Sender-receiver systems and applying information theory for quantitative synthetic biology

Abstract

Sender-receiver (S-R) systems abound in biology, with communication systems sending information in various forms. Information theory provides a quantitative basis for analysing these processes and is being applied to study natural genetic, enzymatic and neural networks. Recent advances in synthetic biology are providing us with a wealth of artificial S-R systems, giving us quantitative control over networks with a finite number of well-characterised components. Combining the two approaches can help to predict how to maximise signalling robustness, and will allow us to make increasingly complex biological computers. Ultimately, pushing the boundaries of synthetic biology will require moving beyond engineering the flow of information and towards building more sophisticated circuits that interpret biological meaning.

Graphical abstract

Figure 1

Sender–Receiver (S–R) systems occur at all levels of biology. (a) The schematic visualises these layers of communication as a multi-level jigsaw puzzle, working between factors such as proteins, cells and organs. In principle, Shannon's information theory can be used to quantify the information flow in all such S–R systems. The Proteins image, Alpha-Amanitin–RNA polymerase II complex, is licensed under Public domain via Wikimedia Commons. (b) Inputs from the sender (S) vary in terms of dose (e.g. chemical concentration), type of biomolecule (e.g. AHL, volatile Aldehyde, Dopamine, or even DNA fragments) and the rate of production. The channel is the medium of information transfer.
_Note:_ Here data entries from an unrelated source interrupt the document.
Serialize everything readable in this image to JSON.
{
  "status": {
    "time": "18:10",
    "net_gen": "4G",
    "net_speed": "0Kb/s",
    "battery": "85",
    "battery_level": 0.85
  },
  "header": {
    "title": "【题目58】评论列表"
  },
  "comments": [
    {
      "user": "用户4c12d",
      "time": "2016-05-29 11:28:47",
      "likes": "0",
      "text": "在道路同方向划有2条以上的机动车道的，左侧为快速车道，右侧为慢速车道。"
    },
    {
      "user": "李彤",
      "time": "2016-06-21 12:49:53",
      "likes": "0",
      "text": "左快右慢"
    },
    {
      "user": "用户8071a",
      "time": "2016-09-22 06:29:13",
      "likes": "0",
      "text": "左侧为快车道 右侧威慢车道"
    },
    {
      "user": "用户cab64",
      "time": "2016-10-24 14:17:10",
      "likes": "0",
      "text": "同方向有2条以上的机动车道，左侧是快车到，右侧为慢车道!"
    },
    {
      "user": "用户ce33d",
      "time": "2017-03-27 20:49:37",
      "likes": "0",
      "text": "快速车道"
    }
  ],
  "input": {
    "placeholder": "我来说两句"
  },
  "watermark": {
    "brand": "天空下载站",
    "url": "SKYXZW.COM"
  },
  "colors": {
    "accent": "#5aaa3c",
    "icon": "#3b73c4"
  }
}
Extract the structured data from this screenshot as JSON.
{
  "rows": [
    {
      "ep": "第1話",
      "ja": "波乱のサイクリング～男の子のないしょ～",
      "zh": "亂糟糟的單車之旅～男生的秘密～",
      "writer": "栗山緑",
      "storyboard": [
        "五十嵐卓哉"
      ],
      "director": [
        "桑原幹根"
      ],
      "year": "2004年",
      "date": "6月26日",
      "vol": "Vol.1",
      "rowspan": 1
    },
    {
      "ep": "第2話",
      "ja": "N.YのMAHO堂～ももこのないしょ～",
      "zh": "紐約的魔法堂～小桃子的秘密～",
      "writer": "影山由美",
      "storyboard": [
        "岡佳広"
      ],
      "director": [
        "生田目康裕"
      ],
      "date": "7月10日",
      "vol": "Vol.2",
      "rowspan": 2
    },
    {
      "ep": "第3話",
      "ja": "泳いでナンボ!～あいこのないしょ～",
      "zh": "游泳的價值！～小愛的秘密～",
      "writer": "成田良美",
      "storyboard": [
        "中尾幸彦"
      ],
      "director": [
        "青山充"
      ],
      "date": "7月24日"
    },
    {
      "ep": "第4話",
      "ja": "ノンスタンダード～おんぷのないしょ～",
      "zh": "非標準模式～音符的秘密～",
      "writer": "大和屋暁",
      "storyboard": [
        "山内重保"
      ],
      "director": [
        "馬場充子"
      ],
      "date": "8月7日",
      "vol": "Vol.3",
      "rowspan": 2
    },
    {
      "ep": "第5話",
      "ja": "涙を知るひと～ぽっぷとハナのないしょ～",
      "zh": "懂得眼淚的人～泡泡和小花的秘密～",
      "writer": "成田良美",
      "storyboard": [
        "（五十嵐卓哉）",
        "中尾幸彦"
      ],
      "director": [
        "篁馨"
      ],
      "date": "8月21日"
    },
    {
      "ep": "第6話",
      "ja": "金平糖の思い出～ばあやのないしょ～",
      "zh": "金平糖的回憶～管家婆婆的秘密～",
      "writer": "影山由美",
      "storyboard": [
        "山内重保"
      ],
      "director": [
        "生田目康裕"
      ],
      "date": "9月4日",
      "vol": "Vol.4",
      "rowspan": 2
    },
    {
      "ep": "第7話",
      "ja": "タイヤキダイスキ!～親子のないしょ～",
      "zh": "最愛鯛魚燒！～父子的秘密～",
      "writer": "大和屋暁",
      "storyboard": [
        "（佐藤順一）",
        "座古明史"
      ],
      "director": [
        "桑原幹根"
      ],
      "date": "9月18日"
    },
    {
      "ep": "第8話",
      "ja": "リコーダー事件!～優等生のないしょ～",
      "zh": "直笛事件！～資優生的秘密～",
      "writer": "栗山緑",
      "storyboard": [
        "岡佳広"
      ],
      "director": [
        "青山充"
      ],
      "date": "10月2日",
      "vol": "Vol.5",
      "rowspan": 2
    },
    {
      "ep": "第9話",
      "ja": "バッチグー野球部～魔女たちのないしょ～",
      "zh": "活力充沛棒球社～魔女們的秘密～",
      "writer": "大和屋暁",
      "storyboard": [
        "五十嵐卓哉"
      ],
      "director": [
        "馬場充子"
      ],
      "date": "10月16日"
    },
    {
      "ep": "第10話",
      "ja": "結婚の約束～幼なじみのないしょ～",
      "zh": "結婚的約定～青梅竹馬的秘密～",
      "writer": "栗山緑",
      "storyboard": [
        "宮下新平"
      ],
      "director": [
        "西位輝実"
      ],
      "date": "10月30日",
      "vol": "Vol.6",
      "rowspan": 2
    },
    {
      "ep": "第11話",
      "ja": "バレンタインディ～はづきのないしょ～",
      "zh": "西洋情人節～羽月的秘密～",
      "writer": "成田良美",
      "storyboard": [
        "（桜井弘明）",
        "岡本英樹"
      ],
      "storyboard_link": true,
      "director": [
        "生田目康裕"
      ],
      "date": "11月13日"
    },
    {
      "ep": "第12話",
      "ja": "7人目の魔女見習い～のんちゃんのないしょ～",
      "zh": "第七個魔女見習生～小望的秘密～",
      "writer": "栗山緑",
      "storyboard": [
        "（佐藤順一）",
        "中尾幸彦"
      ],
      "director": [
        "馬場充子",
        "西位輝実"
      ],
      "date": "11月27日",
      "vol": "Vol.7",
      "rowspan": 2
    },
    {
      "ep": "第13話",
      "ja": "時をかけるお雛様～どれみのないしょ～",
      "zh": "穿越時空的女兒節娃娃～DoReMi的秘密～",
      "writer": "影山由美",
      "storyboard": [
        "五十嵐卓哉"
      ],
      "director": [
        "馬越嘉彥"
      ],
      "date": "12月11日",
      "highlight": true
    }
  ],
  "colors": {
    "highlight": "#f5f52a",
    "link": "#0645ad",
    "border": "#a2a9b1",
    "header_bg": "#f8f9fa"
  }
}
The channel capacity C (measured in bits per second) is modulated by the equation shown; bandwidth B is the range of frequency allowed by the channel (the change in concentration of molecules; Hz) and S and N are signal and noise respectively. The receiver (R) mediates signal reception via cognate receivers like cell surface receptors. A modulation system like a cell signalling pathway links the signal to the interpreter (e.g. a responsive promoter for gene expression) resulting in extraction of the ‘meaning’ in the signal. The outputs, such as gene expression, are measured relative to space, time and input dose responses.

Figure 2

An information channel within a single protein. (a) A recent study [3^••] visualised the communication channel within the Fyn SH2 domain, linking a peptide binding site (blue), and an SH2/SH3 connecting loop for Fyn kinase (green). The change in mutual information upon binding is measured between each pair of residues (white nodes). Adjacent residue pairs with significant changes in mutual information are represented as black or red lines. The largest changes, shown in red, are observed between residues forming a connected path from the peptide binding region to the connecting loop region. Thus, information theory reveals the major communication path. (b) and (c) are two structural views, highlighting the positions of the residues involved in the binding region and loop region (b) or the communication channel (c). The peptide (including the phosphorylated tyrosine) is in dark purple (top), the peptide binding site is in blue and the connecting loop is in green (bottom). Images kindly provided by Dr. Jesper Ferkinghoff-Borg and Dr. Joost Schymkowitz.

Figure 3

An systematic ‘network atlas’ approach finds all 3-node receiver networks that respond to a sender morphogen gradient by making a central stripe [37^••]. (a) ∼3000 transcription activator-repressor networks were explored computationally, using 100,000 parameter sets, to see which would form stripes in response to a monotonic gradient of arabinose (ara). The green node (GFP) had to be OFF at high and low concentrations of arabinose (input to the red node) and ON at middle concentrations. The resulting 109 solutions (grey nodes) are organised by relative complexity, with four ‘stalactites’ indicating the minimal mechanisms for stripe formation (large circles). These mechanisms are all incoherent feedforward loops (I1,I2,I3,I4) and can be reduced even further to an archetypal 2-node network, I_zero (I₀). (b) All minimal networks were constructed synthetically in E. coli. Lawns of bacteria on Petri dishes were tested against morphogen gradients from central paper disks (senders containing arabinose; white circles). All networks successfully exhibited stripe behaviour (green GFP rings). Importantly, the networks use distinct mechanisms and stripe-forming dynamics (i.e. they cannot be interconverted into each other merely by altering rate constants, etc.). The approach demonstrates the stripe forming capability of the entire incoherent network family.